For Sunday, February 23, 2014
POSTED: 01:30 a.m. HST, Feb 23, 2014
Forecasting leaves fewer stranded
The slew of storms that has pummeled the nation's Midwest and East Coast this winter has resulted in some horrible numbers: 77,000 canceled flights carrying nearly 6 million passengers so far this year.
An additional 43 million people were on delayed flights.
But fewer passengers may be stranded at airports during the most recent monster storms. The reason: Airlines have gotten better about canceling flights long before travelers arrive and bad weather hits.
Airlines attribute this change to better weather forecasting technology and improved communications with passengers via social media, text alerts and emails.
"By proactively canceling flights, you can minimize the impacts on your customers," said Jean Medina, a spokeswoman for Airlines for America, the trade group for the nation's airlines.
But some industry experts say airlines also cancel flights early to avoid paying pilots and flight attendants for planes that will ultimately sit on a tarmac for hours. They also say airlines cancel flights early to avoid federal fines for keeping passengers stranded on delayed flights.
Stuck at an airport? Try to avoid these five terminals: Washington's Dulles International, New York's LaGuardia, Hartsfield-Jackson Atlanta International, Philadelphia International or Boston Logan International airports.

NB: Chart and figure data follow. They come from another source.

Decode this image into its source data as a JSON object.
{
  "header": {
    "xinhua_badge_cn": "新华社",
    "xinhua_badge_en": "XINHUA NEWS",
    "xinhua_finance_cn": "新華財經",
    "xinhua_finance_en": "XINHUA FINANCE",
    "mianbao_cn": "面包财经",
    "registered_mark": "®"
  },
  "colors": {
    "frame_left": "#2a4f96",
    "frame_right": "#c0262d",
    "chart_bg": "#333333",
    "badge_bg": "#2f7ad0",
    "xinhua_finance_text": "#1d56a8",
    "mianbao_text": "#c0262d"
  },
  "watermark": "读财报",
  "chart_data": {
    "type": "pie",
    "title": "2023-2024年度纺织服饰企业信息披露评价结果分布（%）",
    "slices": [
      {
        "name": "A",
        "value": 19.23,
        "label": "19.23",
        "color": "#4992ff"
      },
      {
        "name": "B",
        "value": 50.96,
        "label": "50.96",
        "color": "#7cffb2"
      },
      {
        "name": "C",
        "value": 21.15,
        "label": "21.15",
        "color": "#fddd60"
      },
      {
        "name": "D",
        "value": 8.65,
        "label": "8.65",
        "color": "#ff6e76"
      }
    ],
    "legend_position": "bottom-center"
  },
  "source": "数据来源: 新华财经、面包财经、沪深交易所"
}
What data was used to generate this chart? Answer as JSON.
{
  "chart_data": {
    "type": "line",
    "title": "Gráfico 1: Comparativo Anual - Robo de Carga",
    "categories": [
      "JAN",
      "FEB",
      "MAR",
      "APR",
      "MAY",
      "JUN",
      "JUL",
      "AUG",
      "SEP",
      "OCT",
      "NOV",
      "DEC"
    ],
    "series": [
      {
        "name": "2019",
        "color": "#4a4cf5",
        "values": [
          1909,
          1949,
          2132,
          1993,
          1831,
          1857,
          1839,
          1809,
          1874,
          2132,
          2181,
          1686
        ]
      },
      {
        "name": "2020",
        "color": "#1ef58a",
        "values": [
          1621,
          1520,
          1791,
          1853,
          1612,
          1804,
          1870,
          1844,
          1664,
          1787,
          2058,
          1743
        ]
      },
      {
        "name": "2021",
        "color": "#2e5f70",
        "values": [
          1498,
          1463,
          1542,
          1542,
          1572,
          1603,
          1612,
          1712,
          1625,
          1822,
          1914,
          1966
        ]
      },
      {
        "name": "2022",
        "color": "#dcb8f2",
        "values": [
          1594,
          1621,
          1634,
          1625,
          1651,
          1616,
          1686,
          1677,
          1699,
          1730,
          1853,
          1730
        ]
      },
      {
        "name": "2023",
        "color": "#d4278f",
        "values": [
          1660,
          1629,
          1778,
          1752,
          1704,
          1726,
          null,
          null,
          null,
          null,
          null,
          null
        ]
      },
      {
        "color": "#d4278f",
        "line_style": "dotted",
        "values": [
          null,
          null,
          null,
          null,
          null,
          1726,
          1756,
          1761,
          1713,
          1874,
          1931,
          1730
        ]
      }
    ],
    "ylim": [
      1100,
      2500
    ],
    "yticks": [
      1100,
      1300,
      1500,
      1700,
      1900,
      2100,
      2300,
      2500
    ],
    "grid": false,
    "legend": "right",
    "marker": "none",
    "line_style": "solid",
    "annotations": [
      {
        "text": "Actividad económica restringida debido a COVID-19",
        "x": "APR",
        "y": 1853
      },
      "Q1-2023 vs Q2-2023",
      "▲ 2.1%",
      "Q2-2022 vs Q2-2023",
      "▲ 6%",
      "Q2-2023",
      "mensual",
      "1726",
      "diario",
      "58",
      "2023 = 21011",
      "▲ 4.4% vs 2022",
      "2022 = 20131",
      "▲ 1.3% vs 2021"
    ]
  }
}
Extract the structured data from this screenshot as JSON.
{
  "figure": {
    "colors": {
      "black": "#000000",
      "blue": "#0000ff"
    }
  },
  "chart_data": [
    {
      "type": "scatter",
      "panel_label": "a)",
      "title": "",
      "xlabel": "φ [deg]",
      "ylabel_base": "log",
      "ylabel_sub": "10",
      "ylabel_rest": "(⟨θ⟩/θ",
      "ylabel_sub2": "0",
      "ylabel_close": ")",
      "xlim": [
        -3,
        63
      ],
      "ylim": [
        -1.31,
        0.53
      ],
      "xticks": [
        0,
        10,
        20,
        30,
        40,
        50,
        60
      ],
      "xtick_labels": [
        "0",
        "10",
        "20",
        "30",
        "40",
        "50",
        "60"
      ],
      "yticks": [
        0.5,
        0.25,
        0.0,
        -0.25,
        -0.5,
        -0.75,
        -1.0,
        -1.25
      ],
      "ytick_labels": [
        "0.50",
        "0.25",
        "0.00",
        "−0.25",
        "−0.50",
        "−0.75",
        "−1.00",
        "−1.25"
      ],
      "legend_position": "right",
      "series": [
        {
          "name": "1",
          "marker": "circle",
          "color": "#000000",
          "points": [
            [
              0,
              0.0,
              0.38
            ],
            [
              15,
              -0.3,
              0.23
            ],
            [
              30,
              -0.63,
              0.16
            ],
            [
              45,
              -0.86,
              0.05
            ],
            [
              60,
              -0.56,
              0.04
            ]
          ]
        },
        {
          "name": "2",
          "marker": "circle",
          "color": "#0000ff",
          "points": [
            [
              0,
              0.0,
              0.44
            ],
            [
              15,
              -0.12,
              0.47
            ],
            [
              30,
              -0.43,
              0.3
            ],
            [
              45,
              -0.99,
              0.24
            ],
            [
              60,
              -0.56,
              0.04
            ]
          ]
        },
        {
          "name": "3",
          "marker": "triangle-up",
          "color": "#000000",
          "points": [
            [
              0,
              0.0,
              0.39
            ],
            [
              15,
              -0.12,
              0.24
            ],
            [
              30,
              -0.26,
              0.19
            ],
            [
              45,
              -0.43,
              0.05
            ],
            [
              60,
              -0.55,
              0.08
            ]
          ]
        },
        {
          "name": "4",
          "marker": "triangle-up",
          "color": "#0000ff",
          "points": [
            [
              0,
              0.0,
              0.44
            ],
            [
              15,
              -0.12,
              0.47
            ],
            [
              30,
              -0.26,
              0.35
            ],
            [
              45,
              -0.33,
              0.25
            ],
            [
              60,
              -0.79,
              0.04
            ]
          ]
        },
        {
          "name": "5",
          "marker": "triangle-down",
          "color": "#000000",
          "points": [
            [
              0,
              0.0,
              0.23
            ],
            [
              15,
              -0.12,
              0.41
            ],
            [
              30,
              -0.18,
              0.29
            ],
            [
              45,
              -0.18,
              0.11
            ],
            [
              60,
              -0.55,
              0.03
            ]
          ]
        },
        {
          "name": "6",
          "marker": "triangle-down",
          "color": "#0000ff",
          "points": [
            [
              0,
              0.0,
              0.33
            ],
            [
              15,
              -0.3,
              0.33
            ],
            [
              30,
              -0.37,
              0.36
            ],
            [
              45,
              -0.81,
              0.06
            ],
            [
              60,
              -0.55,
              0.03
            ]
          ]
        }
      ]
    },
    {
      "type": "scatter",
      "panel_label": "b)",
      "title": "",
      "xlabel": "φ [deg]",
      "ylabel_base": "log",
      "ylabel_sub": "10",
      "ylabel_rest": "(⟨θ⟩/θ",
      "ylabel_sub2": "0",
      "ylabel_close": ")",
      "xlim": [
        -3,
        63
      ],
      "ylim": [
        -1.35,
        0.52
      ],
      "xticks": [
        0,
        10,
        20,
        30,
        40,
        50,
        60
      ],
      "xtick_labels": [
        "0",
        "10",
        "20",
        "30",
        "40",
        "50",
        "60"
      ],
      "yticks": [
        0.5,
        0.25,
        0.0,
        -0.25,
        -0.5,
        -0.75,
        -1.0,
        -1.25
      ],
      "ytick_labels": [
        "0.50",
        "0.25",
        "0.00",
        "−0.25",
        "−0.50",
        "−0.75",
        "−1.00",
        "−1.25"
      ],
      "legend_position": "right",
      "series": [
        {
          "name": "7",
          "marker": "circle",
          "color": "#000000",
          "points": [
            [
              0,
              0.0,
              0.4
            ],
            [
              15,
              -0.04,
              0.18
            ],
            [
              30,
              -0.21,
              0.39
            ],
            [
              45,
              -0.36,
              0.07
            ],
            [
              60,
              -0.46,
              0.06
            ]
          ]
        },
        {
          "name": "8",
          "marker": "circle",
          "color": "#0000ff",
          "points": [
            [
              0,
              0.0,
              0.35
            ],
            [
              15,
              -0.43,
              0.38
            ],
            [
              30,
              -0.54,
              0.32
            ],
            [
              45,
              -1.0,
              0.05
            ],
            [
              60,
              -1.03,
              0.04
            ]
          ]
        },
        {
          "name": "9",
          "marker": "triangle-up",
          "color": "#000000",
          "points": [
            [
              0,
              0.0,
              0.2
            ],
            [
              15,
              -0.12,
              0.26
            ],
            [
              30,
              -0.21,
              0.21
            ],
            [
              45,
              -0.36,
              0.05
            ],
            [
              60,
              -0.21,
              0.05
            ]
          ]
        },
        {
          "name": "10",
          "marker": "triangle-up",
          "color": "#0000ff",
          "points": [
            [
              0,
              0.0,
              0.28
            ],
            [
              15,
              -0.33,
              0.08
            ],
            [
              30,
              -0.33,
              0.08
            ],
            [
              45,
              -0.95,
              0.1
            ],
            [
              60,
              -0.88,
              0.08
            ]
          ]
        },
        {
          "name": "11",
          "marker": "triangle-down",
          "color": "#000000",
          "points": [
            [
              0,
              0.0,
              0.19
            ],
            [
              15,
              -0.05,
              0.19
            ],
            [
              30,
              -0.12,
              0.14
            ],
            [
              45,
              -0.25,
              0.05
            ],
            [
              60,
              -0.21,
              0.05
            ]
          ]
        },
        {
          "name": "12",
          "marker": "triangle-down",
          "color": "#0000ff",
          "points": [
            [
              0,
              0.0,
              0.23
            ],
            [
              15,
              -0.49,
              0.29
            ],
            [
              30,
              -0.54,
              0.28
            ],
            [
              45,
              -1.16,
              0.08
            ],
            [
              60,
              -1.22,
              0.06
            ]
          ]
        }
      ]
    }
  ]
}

Those were the five airports that were rated the worst in which to be stranded, according to a survey of more than 44,000 people by the travel-dating website MissTravel.com.
The respondents based the ranking on cleanliness and access to free wireless Internet, among other factors.
Jennifer Gwynn, a spokeswoman for MissTravel, said she remembers being stuck in an airport where she spotted rats near a baggage carousel. "That didn't make me feel like I could sleep on the floor," she said.
The biggest concern for stranded fliers is free Wi-Fi, she said. "You don't want to be stuck somewhere, and you can't do anything on your smartphone."